Ian looked her up and down again. “You
are
the goddamned limit! Who could ever dream up a human being like you! So you’re chummy with my wife, are you?”

“I like your wife. Sally and she have been very nice. Sometimes, though, it does make me feel awful when I look at her and think of what I did.”

“You don’t mean that.”

“Yes, I do. And then sometimes, I don’t.”

“I’m not going to see you anymore,” he said. “Ever. You understand that, I hope.”

“But you’ll have to, won’t you? I’m in the family.”

“No. The men see each other every day at the office, and the women can do what they want. We don’t need to meet at night. It comes down to only three times a year, Thanksgiving, Christmas, and Father’s birthday. I guess we can manage those.”

“I’m sure we can.”

“So long, Roxanne.”

“So long.”

For a minute or two, she watched his car go
down the driveway and pass out of sight.
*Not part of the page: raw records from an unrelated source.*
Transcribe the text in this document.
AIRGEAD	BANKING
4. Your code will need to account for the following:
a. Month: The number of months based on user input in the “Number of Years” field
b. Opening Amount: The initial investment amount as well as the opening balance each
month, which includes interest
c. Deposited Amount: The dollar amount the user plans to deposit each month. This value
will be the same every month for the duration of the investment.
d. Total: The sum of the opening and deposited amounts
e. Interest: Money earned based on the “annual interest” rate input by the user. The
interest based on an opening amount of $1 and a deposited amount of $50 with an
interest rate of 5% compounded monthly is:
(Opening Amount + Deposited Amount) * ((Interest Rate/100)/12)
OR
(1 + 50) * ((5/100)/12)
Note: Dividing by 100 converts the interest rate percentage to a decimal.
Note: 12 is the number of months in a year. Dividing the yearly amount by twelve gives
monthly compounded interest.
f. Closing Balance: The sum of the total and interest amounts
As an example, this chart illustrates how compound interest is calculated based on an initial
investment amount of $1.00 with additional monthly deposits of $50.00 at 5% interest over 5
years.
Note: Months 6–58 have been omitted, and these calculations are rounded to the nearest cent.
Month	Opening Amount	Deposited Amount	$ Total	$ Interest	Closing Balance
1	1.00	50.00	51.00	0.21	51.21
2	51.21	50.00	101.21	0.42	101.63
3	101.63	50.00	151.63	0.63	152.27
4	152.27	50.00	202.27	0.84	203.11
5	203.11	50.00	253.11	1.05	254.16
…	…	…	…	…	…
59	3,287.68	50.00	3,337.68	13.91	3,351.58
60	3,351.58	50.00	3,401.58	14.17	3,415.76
Then she turned around and went into the house to bake the chocolate cake.

He asked himself how he would describe his feelings if he had to. They were a sickening meld of outrage, quiet disgust, and sadness. To think of that sweet flesh, pink as a melon or a peach, to think of all that vitality in Clive Grey’s meager arms. It was a physical agony. And with his right fist, Ian pounded the dashboard.
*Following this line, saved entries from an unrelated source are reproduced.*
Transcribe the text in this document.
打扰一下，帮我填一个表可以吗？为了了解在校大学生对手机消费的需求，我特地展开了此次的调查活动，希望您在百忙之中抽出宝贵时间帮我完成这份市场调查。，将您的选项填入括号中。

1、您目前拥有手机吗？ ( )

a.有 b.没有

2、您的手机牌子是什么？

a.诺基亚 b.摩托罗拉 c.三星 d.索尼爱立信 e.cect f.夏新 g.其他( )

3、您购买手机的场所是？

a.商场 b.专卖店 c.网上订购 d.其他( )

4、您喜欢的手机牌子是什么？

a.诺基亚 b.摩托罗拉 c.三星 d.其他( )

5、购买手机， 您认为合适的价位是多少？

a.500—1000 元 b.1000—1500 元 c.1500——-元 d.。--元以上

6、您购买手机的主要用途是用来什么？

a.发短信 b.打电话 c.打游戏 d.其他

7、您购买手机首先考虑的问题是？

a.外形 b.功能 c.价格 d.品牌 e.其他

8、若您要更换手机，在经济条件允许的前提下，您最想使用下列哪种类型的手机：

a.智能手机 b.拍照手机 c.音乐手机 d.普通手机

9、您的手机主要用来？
It was wrong, though, to rage at Clive, who was as much a victim as he was. Rage at the victimizer instead, the infuriating victimizer in her white shorts and halter, now safely ensconced in her nest of luxuries.

I like your wife.
The gall, the unbelievable gall! Clive said they met at the riding academy. She knew where to find him, all right. Damn her, she must have memorized every casual remark I ever made. She has all the qualities of a great CEO, the spunk, the ingenuity, the determined drive. And what a lover, besides. And what an actress. She has Clive enchanted. He’s actually been born again, the dour little man who used to hunch over his desk, who now struts, whistling, down the corridor. In the men’s room, they tell jokes about him, the kind of jokes you hear at bachelor parties the night before the wedding.

Yes, she would pull it off, he thought. As she said, she’d made her bargain. She’d slip right into the family and the life, and nobody would be any
the wiser. Except himself. And he would keep a thousand miles away from her. She was poison. The most delicious poison … And again, he struck the dashboard.

He had almost reached the crossroad leading to his own house, when he had a vision of Happy. He seemed to see her face on the other side of the windshield, hovering there ahead of him with the most lovely expression, that small smile about her eyes that was so familiar. And he thought of her being “nice” to Roxanne, all innocently being “nice,” all ignorant of her own humiliation before the other woman.

And yet, was it not he rather than Happy who had been humiliated?

Sweating now, he removed his jacket and turned the car around, heading back to the suburban shopping center, where he remembered there was a flower shop. There he ordered two dozen roses.

“Those?” he questioned. “Those little pink ones?”

“Apricot,” the old man said. “Old-fashioned, very fragrant.”